Thankfully, despite her struggle against this unseemly sense of "bourgeoning," Mrs. Fisher does, in fact, “crop out all green” and finds herself letting go to a fresh sense of aliveness and joy. And so can we. At any age. And with the inspiration of trees and youth and all other life-forms pulsating around us, we can find the courage to keep burgeoning, to grow in greenness and joy and creativity as long as we continue to breathe.

For it is in the last third of life that our souls begin to widen out in untamed bursts of bold blossoms, no longer trimmed neatly by cultural expectations. We, in our sixties and seventies and beyond, grow into wisdom, despite ourselves. Of course, leaning into our age is a choice we make. We could choose to harden into petrified wood; examples do abound. But if we choose to expand our souls with curiosity and love rather than shrink back in fear and isolation, sudden bursts of meaning tumble forth. We find that we prefer moments to money, hummingbirds to houses, relationships to accolades. Life becomes more rounded and real and honest than before. This means we no longer flee from death as we did in our youth. In our losses and our communal grief, we begin to understand death as a part of life and cherish our friends and loved ones even more. Instead of living for the future, we savor a single day, each one, an entire life cycle.

Most interestingly, in the last third of life, spirituality takes center stage. We begin to examine our interior world and find new treasures there. We gather up the past and decide what to do with it, like sorting clothes for a rummage sale. We let go of what we need to let go of and keep what want to keep; we make room for new experiences. Instead of lamenting the loss of youth and physical beauty, we begin to ripen towards a beauty of spirit that transcends our bodies. In fact, our souls grow so wide and deep that there is nothing for it but a sort of "bursting forth." (Perhaps wrinkles then, are cracks where the soul's burgeoning just can't contain itself? This is the model I'm going with, anyway.)

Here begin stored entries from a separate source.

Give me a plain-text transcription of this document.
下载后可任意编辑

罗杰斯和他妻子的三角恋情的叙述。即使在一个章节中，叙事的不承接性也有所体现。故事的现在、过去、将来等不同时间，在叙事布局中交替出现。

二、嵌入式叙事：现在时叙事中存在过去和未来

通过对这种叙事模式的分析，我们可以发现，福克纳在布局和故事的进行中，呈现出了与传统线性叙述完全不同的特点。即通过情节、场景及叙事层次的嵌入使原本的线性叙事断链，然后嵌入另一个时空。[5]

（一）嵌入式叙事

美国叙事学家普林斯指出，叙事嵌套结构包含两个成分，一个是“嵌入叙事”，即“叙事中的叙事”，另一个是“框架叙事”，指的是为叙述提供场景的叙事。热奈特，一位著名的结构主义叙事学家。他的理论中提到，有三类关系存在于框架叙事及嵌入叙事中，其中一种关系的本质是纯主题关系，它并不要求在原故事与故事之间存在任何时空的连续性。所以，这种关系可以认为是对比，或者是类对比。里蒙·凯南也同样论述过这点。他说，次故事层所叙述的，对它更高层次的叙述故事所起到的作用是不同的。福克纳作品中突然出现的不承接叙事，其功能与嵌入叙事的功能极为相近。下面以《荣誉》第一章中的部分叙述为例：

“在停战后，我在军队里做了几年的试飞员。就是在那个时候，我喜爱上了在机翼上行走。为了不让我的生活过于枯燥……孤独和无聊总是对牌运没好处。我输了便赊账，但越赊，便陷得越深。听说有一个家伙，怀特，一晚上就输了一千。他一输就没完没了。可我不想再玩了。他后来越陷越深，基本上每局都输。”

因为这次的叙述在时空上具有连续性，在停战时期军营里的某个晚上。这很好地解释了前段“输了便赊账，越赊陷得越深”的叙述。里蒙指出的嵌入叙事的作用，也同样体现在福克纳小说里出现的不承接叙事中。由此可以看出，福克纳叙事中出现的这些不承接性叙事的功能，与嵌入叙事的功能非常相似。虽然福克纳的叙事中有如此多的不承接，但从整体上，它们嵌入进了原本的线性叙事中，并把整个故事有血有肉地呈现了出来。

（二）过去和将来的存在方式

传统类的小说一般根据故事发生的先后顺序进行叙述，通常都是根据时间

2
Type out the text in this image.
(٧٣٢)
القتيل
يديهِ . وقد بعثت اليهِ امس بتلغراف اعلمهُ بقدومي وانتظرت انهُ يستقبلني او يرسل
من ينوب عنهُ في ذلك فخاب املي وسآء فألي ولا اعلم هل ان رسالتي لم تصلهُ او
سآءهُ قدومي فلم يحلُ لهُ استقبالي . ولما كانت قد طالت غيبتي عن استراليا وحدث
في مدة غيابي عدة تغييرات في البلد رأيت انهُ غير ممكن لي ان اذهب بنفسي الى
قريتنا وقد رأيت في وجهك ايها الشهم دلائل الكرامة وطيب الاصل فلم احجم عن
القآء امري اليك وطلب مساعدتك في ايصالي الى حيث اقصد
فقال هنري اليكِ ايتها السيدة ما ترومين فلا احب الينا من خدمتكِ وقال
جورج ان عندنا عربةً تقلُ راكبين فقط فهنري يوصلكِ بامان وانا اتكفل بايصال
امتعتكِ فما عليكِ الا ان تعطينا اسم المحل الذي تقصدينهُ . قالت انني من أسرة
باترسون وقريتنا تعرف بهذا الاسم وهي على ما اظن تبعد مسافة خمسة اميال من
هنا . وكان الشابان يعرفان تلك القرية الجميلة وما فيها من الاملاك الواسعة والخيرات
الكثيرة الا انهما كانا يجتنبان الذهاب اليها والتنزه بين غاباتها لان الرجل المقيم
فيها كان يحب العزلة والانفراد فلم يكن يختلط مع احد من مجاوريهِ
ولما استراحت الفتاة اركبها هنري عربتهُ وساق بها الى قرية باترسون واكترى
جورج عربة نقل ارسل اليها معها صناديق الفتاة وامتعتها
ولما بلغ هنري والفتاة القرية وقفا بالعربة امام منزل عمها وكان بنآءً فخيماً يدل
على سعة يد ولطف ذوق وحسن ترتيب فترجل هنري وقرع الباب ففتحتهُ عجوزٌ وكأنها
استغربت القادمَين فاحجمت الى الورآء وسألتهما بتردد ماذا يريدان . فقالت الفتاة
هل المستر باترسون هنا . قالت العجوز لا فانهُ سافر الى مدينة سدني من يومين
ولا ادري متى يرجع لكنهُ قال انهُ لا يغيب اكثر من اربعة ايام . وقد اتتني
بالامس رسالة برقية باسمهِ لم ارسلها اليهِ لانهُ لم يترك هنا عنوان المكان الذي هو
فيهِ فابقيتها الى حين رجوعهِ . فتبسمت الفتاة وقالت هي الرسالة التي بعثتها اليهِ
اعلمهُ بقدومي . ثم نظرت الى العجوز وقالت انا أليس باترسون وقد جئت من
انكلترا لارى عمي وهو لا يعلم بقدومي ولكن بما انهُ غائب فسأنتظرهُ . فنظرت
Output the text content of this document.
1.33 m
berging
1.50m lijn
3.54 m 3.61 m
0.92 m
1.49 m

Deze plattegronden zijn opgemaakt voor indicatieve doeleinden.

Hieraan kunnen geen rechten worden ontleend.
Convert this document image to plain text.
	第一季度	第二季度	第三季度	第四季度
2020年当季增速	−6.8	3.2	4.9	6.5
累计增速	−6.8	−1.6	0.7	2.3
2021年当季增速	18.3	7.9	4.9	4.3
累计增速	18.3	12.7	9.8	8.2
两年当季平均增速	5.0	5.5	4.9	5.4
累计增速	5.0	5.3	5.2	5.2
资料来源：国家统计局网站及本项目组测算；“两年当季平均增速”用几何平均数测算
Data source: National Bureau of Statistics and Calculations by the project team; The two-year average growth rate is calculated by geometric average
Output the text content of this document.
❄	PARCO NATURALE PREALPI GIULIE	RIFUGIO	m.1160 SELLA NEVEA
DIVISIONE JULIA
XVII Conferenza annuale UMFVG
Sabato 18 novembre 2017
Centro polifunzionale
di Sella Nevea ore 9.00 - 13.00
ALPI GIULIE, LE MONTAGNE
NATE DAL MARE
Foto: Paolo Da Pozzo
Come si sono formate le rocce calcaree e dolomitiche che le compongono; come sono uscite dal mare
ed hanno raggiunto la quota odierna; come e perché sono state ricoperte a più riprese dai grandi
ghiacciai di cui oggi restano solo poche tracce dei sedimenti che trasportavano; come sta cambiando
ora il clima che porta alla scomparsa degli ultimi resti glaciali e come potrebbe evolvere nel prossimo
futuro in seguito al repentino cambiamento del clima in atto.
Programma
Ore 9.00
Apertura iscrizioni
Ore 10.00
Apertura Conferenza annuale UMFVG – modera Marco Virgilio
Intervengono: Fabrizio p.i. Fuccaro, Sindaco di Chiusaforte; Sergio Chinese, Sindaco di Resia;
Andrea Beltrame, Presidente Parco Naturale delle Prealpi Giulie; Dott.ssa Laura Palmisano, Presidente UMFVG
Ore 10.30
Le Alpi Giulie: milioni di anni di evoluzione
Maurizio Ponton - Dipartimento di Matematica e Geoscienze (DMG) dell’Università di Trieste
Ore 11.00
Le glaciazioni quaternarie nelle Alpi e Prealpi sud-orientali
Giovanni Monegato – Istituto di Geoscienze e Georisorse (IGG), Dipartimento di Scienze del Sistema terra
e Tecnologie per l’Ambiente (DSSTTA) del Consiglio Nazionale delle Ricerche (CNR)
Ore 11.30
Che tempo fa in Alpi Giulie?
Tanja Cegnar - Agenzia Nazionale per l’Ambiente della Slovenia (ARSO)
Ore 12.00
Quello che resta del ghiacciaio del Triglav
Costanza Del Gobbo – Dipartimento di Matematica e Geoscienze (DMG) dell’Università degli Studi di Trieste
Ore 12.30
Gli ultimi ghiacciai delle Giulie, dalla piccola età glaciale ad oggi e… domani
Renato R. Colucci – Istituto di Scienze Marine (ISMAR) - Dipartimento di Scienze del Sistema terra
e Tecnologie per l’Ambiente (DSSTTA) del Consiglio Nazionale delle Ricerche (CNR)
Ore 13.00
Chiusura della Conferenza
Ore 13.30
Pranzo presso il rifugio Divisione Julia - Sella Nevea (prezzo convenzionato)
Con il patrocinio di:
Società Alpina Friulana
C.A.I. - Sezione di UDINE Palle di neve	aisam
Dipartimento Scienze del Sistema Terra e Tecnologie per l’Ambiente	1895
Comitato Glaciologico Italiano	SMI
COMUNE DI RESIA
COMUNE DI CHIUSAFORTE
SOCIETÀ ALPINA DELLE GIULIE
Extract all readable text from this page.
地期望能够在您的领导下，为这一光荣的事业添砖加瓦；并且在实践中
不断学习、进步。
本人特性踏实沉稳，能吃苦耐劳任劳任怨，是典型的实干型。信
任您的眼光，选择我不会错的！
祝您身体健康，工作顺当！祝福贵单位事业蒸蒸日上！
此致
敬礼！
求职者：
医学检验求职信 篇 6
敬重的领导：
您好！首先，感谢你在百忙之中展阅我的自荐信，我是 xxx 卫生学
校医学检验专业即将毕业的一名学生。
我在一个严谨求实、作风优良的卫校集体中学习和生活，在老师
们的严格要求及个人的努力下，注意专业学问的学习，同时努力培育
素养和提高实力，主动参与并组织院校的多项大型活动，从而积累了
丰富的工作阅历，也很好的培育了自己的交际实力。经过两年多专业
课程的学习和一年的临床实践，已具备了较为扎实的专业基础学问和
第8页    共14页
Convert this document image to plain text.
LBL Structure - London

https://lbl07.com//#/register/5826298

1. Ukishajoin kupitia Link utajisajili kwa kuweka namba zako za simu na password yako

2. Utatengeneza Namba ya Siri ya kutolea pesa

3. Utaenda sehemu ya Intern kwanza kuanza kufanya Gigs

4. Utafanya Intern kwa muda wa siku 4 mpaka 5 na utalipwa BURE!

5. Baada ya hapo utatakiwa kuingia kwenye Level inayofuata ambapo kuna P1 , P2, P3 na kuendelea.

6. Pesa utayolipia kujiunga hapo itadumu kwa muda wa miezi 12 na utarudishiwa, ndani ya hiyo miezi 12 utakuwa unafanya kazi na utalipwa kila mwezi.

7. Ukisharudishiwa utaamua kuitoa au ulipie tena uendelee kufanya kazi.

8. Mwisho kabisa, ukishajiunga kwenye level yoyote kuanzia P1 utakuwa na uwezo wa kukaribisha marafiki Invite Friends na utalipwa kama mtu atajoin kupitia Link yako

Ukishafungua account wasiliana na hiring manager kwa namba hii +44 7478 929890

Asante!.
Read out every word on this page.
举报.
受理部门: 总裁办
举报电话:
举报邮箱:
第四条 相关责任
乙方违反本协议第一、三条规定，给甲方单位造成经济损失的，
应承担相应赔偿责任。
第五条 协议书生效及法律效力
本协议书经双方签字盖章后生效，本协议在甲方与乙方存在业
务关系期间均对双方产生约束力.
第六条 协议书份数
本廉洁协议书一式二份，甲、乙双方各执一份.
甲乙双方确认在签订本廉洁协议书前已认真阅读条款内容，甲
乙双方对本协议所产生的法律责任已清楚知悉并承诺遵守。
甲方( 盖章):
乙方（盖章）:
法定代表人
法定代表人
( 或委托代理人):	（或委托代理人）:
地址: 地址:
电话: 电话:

Yes, walking among verdant trees and thinking of Mrs. Fisher and her bourgeoning, I catch a glimpse of the luminous truth that the last third of life is like becoming an old and stately tree that never quits bourgeoning. Graceful aging is all about being deeply rooted with long and interestingly shaped branches that reach out with experience, and a wisdom not possible at a younger age. As Mrs. Fisher “cropped out all green” to grace the world with her ever-burgeoning soul, so, too, can we. This means that we never stop growing and bursting forth with fresh moments of meaning and joy. It means that we are never irrelevant or useless, despite what our culture might insinuate. It means that as we face our beleaguered planet, our troubled society, and the tragedies of our day, we know that these problems are not to be left only to the young. The aged must, too, keep bursting forth for the sake of the world. Old trees do, in fact, give the best shade.